Editors Note: The Big Story at the end of this year (2012), other than the Mayan Apocalypse of December 21, is the Fiscal Cliff of December 31. If we go over, we will want to blame the politicians, but we should probably look in the mirror instead.

The Fiscal Cliffhanger — Getting Our Just Desserts

“We want lots of things, and.
we don’t want to pay for them.”

Jon Meacham  


Occasionally, people get what they deserve. Sometimes, a whole country does. That time could be coming.

Unless Congress suddenly develops a willingness to compromise and, more importantly, grows enough spine to ask the American people to sacrifice for future generations, we’re going over the fiscal cliff, with all its predicted catastrophes. What are the chances our legislators will suddenly start behaving like patriots, rather than partisans? Don’t bet the mortgage payment on it.

Republicans balk in horror at asking the wealthy (who effectively own the GOP) to pay a even little more. Evidently, they feel raising millionaires’ tax rates by three or four percentage points is a hardship to which the upper classes shouldn’t be subjected. Better to make the old and the destitute take benefits cuts than agree to comparable revenue increases from the rich, or the near-rich.

The Obama Administration isn’t looking to return to the punitive tax rates of the 1950s (when the country managed to boom anyway). Instead, Democrats are trying to reinstate the rates of the 1990s (and only for the top earners), when the economy also boomed. Many people now look at the Clinton years as a golden era, before the recession of 2008 destroyed the economy, but Republicans see it as socialism.

Meanwhile, many Democrats have refused to even consider raising the age of eligibility for social security or Medicare by a couple years. Although rising life expectancies are straining the system, there’s little enthusiasm for inconveniencing prospective retirees, even if that could mean preserving benefits for future generations.

Naturally, raising the cap on what wealthy earners pay into the system is an unpopular idea for Republicans, as is instituting means testing. Nothing riles conservatives more than annoying the wealthy. Realistically, the GOP’s raison d’etre is widening the gulf between the rich and everyone else. Hence, they constantly campaign to eliminate the estate tax (which they’ve renamed the “death tax”), regardless of how much this might add to the deficit.

No one is asking America’s upper class to give up its wealth, merely to pay a slightly higher percentage in taxes when it comes time to leave it to the next generation of plutocrats. But Republicans don’t want to see their rich benefactors give up any of it. And the roughly half the country that supports the GOP (most of whom will never have enough money to be affected by changes in estate tax rates) supports the idea that the well-off aren’t yet well-off enough, despite the burgeoning gap between rich and poor.

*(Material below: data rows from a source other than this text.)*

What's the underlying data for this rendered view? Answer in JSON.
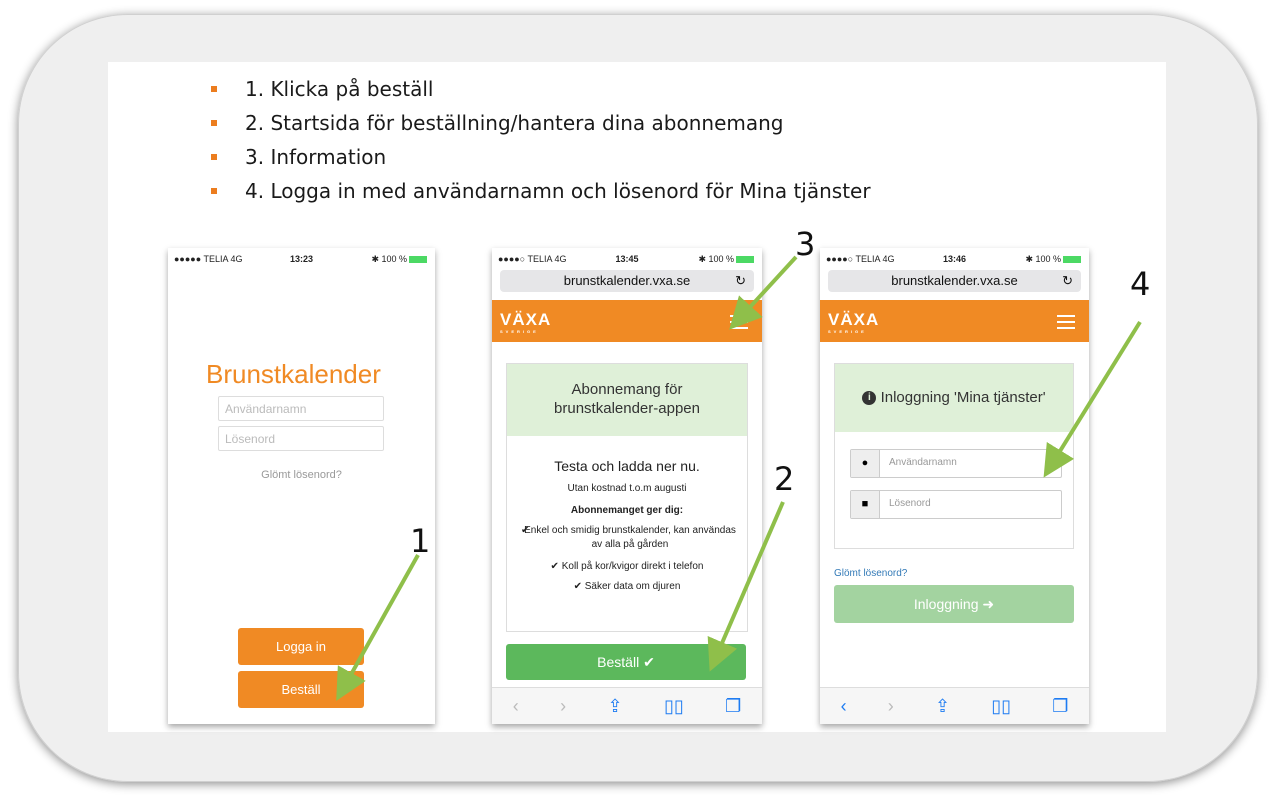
{
  "bullets": [
    "1. Klicka på beställ",
    "2. Startsida för beställning/hantera dina abonnemang",
    "3. Information",
    "4. Logga in med användarnamn och lösenord för Mina tjänster"
  ],
  "annotations": {
    "n1": "1",
    "n2": "2",
    "n3": "3",
    "n4": "4"
  },
  "colors": {
    "orange": "#f08a24",
    "green": "#5cb85c",
    "arrow": "#8fbf4a"
  },
  "phone1": {
    "carrier": "●●●●● TELIA  4G",
    "time": "13:23",
    "battery": "✱ 100 %",
    "app_title": "Brunstkalender",
    "username_placeholder": "Användarnamn",
    "password_placeholder": "Lösenord",
    "forgot": "Glömt lösenord?",
    "login_btn": "Logga in",
    "order_btn": "Beställ"
  },
  "phone2": {
    "carrier": "●●●●○ TELIA  4G",
    "time": "13:45",
    "battery": "✱ 100 %",
    "url": "brunstkalender.vxa.se",
    "logo": "VÄXA",
    "logo_sub": "SVERIGE",
    "heading": "Abonnemang för brunstkalender-appen",
    "try_title": "Testa och ladda ner nu.",
    "free_text": "Utan kostnad t.o.m augusti",
    "benefits_title": "Abonnemanget ger dig:",
    "benefits": [
      "Enkel och smidig brunstkalender, kan användas av alla på gården",
      "Koll på kor/kvigor direkt i telefon",
      "Säker data om djuren"
    ],
    "order_btn": "Beställ ✔",
    "toolbar_icons": [
      "back-icon",
      "forward-icon",
      "share-icon",
      "bookmarks-icon",
      "tabs-icon"
    ]
  },
  "phone3": {
    "carrier": "●●●●○ TELIA  4G",
    "time": "13:46",
    "battery": "✱ 100 %",
    "url": "brunstkalender.vxa.se",
    "logo": "VÄXA",
    "logo_sub": "SVERIGE",
    "login_heading": "Inloggning 'Mina tjänster'",
    "username_placeholder": "Användarnamn",
    "password_placeholder": "Lösenord",
    "forgot": "Glömt lösenord?",
    "login_btn": "Inloggning ➜"
  }
}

Stereotypes of politicians, such as the idea the GOP cares only for the rich, develop for a reason. The same is true of the notion that Democrats never met a government spending program they didn’t like. Hence, Republicans are reluctant to raise taxes based on promises from the Left that they’ll cut spending, because history has shown they won’t. Both sides are likely to reach an impasse on entitlement reforms, because neither side trusts the other’s motives.

In the discretionary portion of the budget, the largest item is defense. Although we spend nearly as much on our military as the rest of the world combined, the Republican platform in the last election included increases, and the Democrats will be hard-pressed to reduce defense spending in a country that prides itself on being the world’s policeman. However, the fiscal cliff’s sequestration could fix this problem.

In 1980, the Greatest Generation had toiled its way out of the Great Depression and won World War II, then fought the Cold War, all the while keeping deficits under control. Starting with the Reagan Administration, Baby Boomer profligacy has put the solvent country our parents’ generation bequeathed us into what is now realistically bankruptcy. We’ve selfishly learned the peculiar lesson that our revenue need not come close to meeting our expenses, because deficits didn’t matter, and future generations can pay them off for us.

Now the chickens have come home to roost, and we’re debating whether an 88-year-old World War II veteran who survived the Depression should be denied his insulin to finance tax cuts that will enable a hedge fund manager in Greenwich to upgrade his Gulfstream IV to a Gulfstream V. If we had any sense of shame, we’d be ashamed.

We blame our politicians for being sleazy, dishonest and cowardly, and Congress’ approval rating is about the same as herpes. But our representatives didn’t magically appear in Washington in some beer hall putsch or palace coup. We put them there, so we’ve gotten nothing less than we deserve. They’ve pandered to our self-interest, and we’ve rewarded them for it. They “represent” us in every sense of that word. And as the success of incumbent candidates attests, we keep on re-electing them.

Maybe we should go off the fiscal cliff. We certainly deserve it. We should demand something better, and if we do go over, then we should replace every last one of the bums in Congress in 2014, but that will never happen. As we head over the abyss, we’ll have to confess that we have met the enemy, and he is us.